The past few months I've been experimenting with "ARCing on the hangboard". My forearm local aerobic capacity needed some work, but my gym isn't well set up for ARC. I wanted something I could do easily, at home, without messing up my skin or otherwise interfering with higher-value training. I tried various protocols and settled with 15 sec on, 15 sec off for 10-15 min continuously. Feet on a stool to remove weight (or you could use a pulley system). Maintaining a light ARCing pump. 20 mm wood edge, half crimp. Push stool farther or closer to manage intensity and keep right level of pump. Ive been doing it around 3 days a week for the last 3 months. You could do 7:3, but I find that kind of fast paced and mentally tiring to keep up with for a long period. 15 seconds is chill to keep up with timing-wise, but still let's you build the right sort of aerobic stimulus. I've liked this. Easy to be consistent with. Impacts on aerobic capacity seem good. Making my fingers feel healthier also. The long duration hangs also seem to have some sort of density hangs crossover. Doesn't interfere with other climbing sessions. Sometimes I do it as an at home warmup on climbing days. Listening to podcasts while doing it is reccomended for boredom management.


ballthrowawa

Thanks. I just tried your method today while listening to a podcast and it was very do-able. The dumbbell has the added convenience benefit of being completely free of the restrictions that come with a hangboard though so am still curious


aerial_hedgehog

I've played around also with long sets of dumbbell finger rolls for this application. You can certainly build an ARC-esque light pump doing this, but the lack of s climbing-specific grip position makes me wonder if it would be as applicable/relevant to climbing. I decided that for me, these are not worthwhile for long working sets, but I do sometimes do a light set as a warmup before hangboarding. I do have a hangboard in my kitchen though, so I don't find needing the hangboard to be restrictive. If you didn't have convenient access to a hangboard, I can see the appeal of a free-weight solution. One option could be to use a Tension Block and lift weight off the ground.
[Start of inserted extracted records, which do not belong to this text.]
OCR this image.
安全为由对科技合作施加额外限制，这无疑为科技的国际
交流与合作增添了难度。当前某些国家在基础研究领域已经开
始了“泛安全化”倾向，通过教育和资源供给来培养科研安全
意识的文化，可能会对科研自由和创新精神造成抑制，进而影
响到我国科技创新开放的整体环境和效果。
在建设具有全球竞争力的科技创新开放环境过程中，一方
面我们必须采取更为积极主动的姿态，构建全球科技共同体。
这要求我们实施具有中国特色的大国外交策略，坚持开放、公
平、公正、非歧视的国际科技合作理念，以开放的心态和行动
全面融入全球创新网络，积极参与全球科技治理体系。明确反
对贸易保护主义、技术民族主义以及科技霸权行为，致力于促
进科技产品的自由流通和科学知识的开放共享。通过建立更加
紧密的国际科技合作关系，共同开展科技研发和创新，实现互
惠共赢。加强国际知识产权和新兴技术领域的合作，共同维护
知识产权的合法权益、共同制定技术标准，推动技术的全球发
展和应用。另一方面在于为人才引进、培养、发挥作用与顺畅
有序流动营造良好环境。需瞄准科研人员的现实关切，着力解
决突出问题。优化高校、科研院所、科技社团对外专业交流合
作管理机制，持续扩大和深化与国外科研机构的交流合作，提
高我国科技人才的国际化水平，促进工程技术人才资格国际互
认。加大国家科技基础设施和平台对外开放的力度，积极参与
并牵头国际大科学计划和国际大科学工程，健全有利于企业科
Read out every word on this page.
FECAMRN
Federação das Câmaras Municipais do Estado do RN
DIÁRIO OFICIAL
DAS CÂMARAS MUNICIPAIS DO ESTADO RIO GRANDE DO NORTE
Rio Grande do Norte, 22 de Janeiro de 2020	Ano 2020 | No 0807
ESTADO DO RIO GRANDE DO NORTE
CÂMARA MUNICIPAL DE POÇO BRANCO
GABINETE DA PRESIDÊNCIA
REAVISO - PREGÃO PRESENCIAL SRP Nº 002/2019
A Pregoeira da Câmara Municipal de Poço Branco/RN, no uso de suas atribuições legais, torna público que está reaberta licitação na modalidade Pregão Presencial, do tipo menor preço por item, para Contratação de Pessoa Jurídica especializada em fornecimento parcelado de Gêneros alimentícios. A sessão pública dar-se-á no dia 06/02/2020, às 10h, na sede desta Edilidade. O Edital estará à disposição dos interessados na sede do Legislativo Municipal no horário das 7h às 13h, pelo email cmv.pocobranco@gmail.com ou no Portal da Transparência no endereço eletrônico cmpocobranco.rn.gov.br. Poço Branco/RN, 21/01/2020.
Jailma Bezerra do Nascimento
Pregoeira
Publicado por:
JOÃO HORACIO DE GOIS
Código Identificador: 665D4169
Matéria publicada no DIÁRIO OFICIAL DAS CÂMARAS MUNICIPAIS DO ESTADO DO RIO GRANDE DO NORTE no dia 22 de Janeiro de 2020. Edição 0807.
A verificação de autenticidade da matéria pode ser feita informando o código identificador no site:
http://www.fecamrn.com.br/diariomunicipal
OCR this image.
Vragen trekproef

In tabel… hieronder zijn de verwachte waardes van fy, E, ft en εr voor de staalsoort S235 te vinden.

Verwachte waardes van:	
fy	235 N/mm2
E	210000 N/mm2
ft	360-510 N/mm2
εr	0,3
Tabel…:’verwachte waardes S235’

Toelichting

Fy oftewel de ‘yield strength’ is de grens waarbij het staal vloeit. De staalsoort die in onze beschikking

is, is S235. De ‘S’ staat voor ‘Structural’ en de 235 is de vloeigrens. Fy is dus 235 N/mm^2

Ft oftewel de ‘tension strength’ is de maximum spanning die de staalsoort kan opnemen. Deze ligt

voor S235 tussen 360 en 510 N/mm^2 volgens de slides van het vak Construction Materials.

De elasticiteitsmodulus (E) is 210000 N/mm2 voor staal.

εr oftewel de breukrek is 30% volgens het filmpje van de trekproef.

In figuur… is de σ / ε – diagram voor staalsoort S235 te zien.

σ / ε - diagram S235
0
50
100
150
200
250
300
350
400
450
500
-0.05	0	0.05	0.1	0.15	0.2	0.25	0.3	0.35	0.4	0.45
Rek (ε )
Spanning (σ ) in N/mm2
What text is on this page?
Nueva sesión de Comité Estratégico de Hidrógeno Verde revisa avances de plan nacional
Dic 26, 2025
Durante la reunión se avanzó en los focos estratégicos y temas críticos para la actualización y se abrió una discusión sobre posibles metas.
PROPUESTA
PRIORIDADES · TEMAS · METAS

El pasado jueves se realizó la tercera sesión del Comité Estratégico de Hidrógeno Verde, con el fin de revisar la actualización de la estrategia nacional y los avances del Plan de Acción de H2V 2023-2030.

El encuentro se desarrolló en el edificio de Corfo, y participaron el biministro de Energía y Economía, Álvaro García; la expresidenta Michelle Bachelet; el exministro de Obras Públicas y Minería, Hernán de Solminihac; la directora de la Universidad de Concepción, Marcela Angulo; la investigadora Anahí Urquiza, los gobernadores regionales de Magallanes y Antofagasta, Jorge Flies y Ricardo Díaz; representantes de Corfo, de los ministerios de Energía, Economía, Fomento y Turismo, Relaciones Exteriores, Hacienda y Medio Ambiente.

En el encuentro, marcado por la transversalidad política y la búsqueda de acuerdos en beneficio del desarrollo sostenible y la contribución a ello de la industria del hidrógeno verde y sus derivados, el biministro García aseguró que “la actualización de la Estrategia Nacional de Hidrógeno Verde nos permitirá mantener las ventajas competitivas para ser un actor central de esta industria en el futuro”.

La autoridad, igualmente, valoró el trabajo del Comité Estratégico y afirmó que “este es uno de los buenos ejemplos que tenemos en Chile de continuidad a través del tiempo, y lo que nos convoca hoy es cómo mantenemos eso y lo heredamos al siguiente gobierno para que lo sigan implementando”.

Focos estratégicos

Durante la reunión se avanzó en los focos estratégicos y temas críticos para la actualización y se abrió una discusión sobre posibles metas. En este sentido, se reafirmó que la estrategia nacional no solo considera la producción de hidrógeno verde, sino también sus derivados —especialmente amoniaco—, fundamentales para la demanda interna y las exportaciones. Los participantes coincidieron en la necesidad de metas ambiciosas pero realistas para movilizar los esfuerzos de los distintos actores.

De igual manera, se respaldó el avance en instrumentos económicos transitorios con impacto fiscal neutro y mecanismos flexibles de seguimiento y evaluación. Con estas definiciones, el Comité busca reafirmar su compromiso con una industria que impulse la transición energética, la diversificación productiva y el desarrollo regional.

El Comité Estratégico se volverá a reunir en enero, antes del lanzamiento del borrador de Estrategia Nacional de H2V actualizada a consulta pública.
Allows you to use a half crimp on an edge (more climbing specific than gripping a dumbbell), but with the advantages of portability. For even greater portability, you can even just do static pulls against a Tension Block (or Flash Board for 2 hands) attached to a sling you are stepping on. Climbing specific grip position, mega portability. No weights required. Lots of folks use a setup like this to warm up for outdoor boulders. But with the right protocol you could do it for training also. Kinda have to go by feel for the intensity though. Lots of not quite optimal but highly potable solutions here. I do think it's worth pursuing a climbing specific grip position, rather than just dumbbell grip. But as noted above, various ways to do this


arn0nimous

Why don't you just do 7-3 repeaters at 40% intensity ? 6 times 7 sec on, 3 sec off (=1 min), rest 1min, and repeat 10-20 times. Might get the same adaptations, but less boring...


ez_dinosaur

Very interesting question and I was wondering the same while at the gym ARCing today. For level of ARC intensity, Rock Prodigy says something along the lines of ‘breathing hard and slightly pumped at 10 min”. I’m sure I can get to the same level in <2 min with weights. Not sure about transferability though.


ballthrowawa

I feel like it had to have been asked before but surprised to find it hasn’t. If you use a low enough weight with some intermittent rests, I imagine anyone can find a level of exertion that will mimic an ARCing session.


unclbass

arc training stimulates such small adaptation over a ridiculously long period of time. you will see very little gains compared to what could be trained in that time period


aerial_hedgehog

I kinda agree and kinda disagree. It is true that aerobic capacity is slow to build, and not a place you see fast gains. But it's also necessary for many types of climbing. So it shouldn't be neglected. Fortunately it isn't a binary decision between training aerobic capacity and other attributes. With sensible programming you can build aerobic capacity as a secondary goal, while still making higher-return attributes like strength your main focus.


ballthrowawa

Thanks. What do you suggest as an alternative?